Ummulqurahidayatullah.id | @Uqreat- Di beberapa pesantren, termasuk di wilayah Penajam Paser Utara, Kalimantan Timur, kebutuhan paling mendasar sering kali menjadi penentu tenang atau tidaknya para santri menjalani proses belajar.
Bukan soal kurikulum atau metode semata, tetapi hal sederhana: ketersediaan pangan. Kebutuhan inilah yang coba dijawab melalui program yang dijalankan BMH.
Lewat program Beras Santri Tahfidz, yatim dan dhuafa, BMH menyalurkan total 1.018 kilogram beras ke tiga titik, yakni Ponpes Hidayatullah Petung, Yayasan Palampang, dan Yayasan Abdullah Said Pemaluan, beberapa waktu lalu, Syawal 1447 H.
“Penyaluran dilakukan langsung ke lokasi pesantren dan rumah warga sekitar. Supaya ini berjalan tepat sasaran dan memudahkan mereka,” ungkap Kadiv Prodaya BMH Kaltim, Achmad Rifa’i (9/4/2026).
Sebelum bantuan disalurkan, tim BMH terlebih dahulu berkoordinasi dengan pengurus pesantren. Mereka memastikan jumlah santri, kondisi logistik, hingga tingkat kebutuhan yang ada.
“Hasilnya terlihat bahwa kebutuhan pangan masih menjadi perhatian utama dalam menjaga keberlangsungan aktivitas santri. Lalu jadilah program ini untuk direalisasikan,” imbuh Rifa’i.
Kebutuhan Mendasar
Sebanyak 176 santri serta 10 kepala keluarga dhuafa menjadi penerima manfaat program ini. Bantuan beras didistribusikan sesuai kebutuhan masing-masing lokasi, mulai dari Petung, Palampang, hingga Pemaluan.
Bagi pengelola pesantren, bantuan ini bukan sekadar tambahan logistik. Ia menghadirkan ketenangan.
“Dukungan logistik ini sangat membantu kami dalam mengasuh adik-adik di sini. Karena kebutuhan mereka adalah hal paling mendasar. Alhamdulillah, beras ini bisa mencukupi hingga satu bulan ke depan,” ujar Mursyid, Ketua Yayasan Palampang.
Hal serupa juga dirasakan di lokasi lain. Maulana, pengasuh putri Hidayatullah Petung, menyampaikan rasa syukur atas bantuan yang datang.
“Kepada Allah kami bersyukur atas bantuan beras ini. Semoga BMH istiqamah menjalankan misi kebaikannya,” tuturnya.

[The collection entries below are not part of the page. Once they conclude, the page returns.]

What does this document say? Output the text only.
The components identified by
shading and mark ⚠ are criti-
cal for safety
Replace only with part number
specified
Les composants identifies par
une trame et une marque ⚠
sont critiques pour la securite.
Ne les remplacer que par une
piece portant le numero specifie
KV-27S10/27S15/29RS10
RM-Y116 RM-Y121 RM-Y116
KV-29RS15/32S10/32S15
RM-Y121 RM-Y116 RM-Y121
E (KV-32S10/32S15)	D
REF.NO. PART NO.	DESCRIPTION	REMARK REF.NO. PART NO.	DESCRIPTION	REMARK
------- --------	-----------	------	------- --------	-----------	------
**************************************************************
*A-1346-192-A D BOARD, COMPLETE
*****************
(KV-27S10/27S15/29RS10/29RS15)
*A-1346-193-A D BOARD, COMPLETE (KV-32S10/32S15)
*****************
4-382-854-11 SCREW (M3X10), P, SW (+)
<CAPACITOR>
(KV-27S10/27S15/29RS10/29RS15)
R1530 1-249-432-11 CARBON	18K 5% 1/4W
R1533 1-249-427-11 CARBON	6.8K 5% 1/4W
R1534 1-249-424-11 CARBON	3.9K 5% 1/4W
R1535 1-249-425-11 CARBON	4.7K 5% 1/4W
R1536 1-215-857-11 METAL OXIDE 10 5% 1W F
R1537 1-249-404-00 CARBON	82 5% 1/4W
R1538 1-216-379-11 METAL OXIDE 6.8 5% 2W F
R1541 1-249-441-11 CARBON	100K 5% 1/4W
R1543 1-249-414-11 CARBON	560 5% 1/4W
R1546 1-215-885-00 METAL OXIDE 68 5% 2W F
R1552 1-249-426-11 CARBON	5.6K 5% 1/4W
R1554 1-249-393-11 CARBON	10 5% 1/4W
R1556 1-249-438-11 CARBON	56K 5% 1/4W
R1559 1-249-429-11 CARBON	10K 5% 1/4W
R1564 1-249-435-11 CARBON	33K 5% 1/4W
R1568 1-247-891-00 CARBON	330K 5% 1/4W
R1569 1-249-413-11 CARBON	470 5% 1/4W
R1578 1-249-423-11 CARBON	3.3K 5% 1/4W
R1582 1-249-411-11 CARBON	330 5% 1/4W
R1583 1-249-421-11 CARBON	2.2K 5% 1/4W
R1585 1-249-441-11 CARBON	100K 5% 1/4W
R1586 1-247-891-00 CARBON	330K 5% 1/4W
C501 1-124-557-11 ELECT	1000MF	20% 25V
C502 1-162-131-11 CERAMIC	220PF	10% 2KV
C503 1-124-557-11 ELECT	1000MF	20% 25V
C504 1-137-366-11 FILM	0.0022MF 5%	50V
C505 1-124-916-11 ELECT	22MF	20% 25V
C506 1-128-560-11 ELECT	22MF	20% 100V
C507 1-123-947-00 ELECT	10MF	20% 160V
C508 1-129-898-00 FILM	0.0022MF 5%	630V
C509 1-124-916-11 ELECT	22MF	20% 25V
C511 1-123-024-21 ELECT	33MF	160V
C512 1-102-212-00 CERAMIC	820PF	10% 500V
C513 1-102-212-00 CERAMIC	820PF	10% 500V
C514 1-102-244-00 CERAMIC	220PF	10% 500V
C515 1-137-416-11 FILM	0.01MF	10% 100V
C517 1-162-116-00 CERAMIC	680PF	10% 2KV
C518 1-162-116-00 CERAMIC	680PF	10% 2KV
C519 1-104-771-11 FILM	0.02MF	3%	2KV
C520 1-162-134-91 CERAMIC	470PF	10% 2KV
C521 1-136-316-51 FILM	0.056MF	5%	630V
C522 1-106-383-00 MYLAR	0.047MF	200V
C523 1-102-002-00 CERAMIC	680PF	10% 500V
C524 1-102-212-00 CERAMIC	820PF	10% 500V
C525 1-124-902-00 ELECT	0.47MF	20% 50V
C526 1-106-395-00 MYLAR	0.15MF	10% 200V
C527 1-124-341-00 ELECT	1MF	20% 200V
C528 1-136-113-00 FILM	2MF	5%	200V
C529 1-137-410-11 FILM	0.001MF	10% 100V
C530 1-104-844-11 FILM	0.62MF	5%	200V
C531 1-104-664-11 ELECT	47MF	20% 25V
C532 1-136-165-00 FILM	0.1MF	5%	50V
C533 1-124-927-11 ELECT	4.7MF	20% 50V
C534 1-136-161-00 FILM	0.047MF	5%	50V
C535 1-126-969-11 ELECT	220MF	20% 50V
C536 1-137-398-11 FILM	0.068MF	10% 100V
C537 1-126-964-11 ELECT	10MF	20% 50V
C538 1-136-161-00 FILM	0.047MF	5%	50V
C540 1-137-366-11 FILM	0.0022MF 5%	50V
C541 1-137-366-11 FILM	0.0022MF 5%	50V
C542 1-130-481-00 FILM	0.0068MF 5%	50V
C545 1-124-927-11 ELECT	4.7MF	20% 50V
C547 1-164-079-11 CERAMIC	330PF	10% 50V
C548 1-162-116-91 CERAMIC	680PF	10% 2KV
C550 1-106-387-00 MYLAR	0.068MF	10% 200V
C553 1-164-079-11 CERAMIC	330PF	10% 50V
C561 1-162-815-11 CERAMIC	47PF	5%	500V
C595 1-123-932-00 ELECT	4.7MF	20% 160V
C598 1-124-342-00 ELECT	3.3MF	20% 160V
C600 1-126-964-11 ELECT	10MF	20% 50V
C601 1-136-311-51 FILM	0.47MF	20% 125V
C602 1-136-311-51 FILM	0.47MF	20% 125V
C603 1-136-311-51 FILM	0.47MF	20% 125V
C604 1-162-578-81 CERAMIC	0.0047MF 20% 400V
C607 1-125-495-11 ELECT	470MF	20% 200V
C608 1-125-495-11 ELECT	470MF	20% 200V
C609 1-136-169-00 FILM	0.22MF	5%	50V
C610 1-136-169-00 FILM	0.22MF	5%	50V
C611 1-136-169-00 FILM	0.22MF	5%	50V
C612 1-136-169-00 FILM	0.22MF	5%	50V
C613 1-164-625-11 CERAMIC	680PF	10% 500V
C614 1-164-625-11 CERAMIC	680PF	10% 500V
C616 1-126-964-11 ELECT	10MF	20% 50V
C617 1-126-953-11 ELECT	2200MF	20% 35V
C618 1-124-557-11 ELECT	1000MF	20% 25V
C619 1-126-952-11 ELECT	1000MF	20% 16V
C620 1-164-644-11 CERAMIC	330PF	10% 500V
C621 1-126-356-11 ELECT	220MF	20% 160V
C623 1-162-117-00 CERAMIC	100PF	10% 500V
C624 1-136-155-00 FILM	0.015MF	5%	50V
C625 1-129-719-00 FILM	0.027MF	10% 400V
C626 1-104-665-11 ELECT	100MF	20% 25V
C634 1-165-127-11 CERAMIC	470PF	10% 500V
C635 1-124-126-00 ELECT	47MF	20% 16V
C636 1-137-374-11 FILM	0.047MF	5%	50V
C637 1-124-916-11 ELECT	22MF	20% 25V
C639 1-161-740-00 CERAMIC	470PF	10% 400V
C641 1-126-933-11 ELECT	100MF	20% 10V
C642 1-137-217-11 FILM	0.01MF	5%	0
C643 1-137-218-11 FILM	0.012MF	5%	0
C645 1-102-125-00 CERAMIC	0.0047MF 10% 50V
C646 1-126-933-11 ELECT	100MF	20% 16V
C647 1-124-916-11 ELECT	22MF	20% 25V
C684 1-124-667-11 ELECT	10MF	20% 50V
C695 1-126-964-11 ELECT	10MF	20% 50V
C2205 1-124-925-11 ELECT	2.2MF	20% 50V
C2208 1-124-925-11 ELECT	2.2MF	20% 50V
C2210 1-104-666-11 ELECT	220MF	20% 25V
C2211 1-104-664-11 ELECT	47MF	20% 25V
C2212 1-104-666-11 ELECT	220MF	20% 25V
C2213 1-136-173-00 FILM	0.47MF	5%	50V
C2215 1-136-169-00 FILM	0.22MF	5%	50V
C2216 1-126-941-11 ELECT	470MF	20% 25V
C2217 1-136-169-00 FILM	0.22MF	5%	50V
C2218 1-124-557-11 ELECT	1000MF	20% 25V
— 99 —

Begitu pun dengan yang di Pemaluan, Nurhayati, guru MTs Al-Hamra. Ia juga merasakan hal yang sama. Bantuan tersebut hadir di waktu yang dibutuhkan.
“Alhamdulillah, bantuan ini datang di saat yang sangat tepat,” ujarnya.
Dampak Langsung
“Ketika kebutuhan dasar seperti pangan tercukupi, ruang belajar menjadi lebih tenang. Insya Alalh santri bisa fokus menghafal, beribadah, dan menjalani aktivitas tanpa dibayangi kekhawatiran logistik,” jelas Rifa’i.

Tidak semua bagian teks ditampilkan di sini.